The SEC23A gene is mapped to chromosome 14q21.1. The gene encodes a member of the SEC23 subfamily of the SEC23/SEC24 family. The SEC23A protein is found in the ribosomal-free transitional face of the endoplasmic reticulum (ER) and associated vesicles. The encoded protein plays an important role in the ER-Golgi protein trafficking by promoting the transport of secretory, plasma membrane, and vacuolar proteins from the endoplasmic reticulum to the Golgi complex. Mutation of the SEC23A gene causes Cranio-Lenticular-Sutural Dysplasia (CLSD), a novel autosomal recessive disorder.
The SEC23A gene comprises 19 coding exons, and spans approximately 77.7 kb in the genomic DNA. The encoded protein consists of 765 amino acids, and weighs 86.161 kDa. Mutations in this gene have been identified in patients with craniolenticulosutural dysplasia.

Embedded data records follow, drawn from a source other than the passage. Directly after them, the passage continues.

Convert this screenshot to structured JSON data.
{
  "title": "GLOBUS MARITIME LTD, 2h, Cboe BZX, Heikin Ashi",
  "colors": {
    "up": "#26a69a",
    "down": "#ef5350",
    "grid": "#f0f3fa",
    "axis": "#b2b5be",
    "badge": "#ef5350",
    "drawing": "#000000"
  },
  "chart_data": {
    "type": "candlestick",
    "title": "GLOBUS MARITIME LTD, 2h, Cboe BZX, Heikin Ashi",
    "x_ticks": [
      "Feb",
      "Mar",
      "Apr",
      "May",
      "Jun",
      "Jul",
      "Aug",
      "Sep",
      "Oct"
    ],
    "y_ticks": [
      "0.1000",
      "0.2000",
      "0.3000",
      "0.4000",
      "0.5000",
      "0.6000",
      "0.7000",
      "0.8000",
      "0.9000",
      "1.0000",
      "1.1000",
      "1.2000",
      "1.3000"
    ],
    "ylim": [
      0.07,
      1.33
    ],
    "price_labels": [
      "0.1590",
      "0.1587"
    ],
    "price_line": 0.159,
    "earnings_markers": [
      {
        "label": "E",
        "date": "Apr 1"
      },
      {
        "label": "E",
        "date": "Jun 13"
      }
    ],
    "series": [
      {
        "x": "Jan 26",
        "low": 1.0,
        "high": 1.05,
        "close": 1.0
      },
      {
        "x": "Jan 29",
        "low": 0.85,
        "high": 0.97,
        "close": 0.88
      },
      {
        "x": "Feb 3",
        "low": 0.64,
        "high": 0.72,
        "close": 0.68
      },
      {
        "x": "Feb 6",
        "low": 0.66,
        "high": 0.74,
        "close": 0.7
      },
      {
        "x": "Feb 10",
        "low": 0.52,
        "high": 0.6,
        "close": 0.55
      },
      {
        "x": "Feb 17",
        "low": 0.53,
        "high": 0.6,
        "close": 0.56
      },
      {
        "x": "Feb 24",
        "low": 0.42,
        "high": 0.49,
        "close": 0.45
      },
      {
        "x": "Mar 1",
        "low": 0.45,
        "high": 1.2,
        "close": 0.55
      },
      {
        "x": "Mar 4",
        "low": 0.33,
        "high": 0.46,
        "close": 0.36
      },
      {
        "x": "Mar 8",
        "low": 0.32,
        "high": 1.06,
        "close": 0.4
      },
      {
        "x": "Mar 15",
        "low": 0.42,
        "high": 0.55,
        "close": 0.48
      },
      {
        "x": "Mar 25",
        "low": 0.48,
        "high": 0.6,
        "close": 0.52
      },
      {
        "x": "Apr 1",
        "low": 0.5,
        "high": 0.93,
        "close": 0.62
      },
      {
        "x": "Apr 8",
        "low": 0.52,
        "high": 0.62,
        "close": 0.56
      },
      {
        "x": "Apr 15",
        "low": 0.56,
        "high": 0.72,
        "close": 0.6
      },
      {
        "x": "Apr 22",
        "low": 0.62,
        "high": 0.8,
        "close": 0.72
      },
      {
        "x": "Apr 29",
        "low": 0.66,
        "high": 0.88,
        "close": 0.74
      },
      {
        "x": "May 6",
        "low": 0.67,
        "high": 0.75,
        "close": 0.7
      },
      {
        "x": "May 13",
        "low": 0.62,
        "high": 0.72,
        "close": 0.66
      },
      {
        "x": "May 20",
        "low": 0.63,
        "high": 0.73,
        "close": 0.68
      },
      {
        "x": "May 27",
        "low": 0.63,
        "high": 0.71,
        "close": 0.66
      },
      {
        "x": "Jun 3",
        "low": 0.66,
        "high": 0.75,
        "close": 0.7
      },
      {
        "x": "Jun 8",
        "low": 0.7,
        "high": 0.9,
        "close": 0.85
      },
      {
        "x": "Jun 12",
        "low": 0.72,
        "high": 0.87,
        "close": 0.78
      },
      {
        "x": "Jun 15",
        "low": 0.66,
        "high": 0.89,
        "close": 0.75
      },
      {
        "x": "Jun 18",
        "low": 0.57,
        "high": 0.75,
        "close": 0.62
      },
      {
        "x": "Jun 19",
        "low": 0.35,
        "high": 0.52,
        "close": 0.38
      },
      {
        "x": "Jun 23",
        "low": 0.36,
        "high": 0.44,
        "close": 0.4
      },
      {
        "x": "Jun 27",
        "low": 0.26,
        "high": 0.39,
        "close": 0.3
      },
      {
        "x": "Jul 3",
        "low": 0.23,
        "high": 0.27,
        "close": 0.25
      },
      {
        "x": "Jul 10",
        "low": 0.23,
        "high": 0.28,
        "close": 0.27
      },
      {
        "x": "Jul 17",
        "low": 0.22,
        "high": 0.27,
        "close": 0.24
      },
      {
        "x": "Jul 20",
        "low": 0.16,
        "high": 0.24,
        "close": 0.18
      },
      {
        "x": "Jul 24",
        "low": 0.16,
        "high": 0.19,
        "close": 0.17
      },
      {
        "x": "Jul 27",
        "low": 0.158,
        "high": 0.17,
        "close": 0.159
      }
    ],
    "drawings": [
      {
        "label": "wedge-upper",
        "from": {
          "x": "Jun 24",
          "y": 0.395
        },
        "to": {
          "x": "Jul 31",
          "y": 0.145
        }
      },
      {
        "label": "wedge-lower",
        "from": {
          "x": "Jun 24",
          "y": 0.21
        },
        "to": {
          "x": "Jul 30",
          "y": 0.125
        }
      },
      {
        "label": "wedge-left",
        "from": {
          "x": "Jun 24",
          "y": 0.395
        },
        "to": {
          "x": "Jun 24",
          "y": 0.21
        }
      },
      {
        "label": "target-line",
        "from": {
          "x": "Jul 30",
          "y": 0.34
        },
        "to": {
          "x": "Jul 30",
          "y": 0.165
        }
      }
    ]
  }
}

Boyadjiev et al. (2003) performed a genome-wide scan in a Saudi family of Bedouin descent with 21 members including five males and one female diagnosed with craniolenticulosutural dysplasia. All affected members were homozygous for a 7.26 Mb region between markers D14S1014 and D14S306 on chromosome 14q13-q21. Boyadjiev et al. (2003) performed sequence analysis of the PAX9 gene, but found no mutations. In a subsequent study, Boyadjiev et al. (2006) analyzed 47 genes in the candidate chromosomal region by direct sequencing of cDNA. A homozygous missense 1144T>C transition (p.F382L) in exon 10 of the SEC23A gene was observed in all affected patients. The mutation, which involved a residue that is invariably conserved in at least 10 species, was not present in 600 control chromosomes. The mutation results in defective COPII-mediated endoplasmic reticulum export of the secretory proteins required for normal morphogenesis accounts for CLSD. Liposome-binding assays and cell-free vesicle budding assays showed that SEC23A with the p.F382L substitution could bind SAR1B and SEC24D and could bind membranes, but it was defective in its function in vesicle budding. Boyadjiev et al. (2006) suggested that disrupted endoplasmic reticulum export of secretory proteins required for normal morphogenesis accounts for CLSD. At a much later time, Boyadjiev et al. (2011) reported a 4.5-year-old boy with facial features characteristic of CLSD, but had different eye phenotypes. They identified heterozygosity for a paternally inherited missense mutation transition in the SEC23A gene (c.2104A>G) resulting in a p.M702V substitution at a residue that is invariably conserved in all higher eukaryotes. The M702V mutation was not present in 372 Caucasian control chromosomes. No mutations were identified in the coding region or 5-prime or 3-prime UTR of maternal SEC23A, and SNP and RT-PCR analysis excluded deletion of the maternal allele. RT-PCR DNA sequencing of the SEC23B, SEC31A, and SEC13 genes revealed no mutations. Cultured skin fibroblasts from the patient showed a severe secretion defect of collagen with enlarged endoplasmic reticulum (ER); milder collagen secretion defects and ER distention were present in fibroblasts from the clinically unaffected father, indicating that an additional mutation was present in the proband. This observation prompted Boyadjiev et al. (2011) to suggest that digenic inheritance might be involved in CLSD.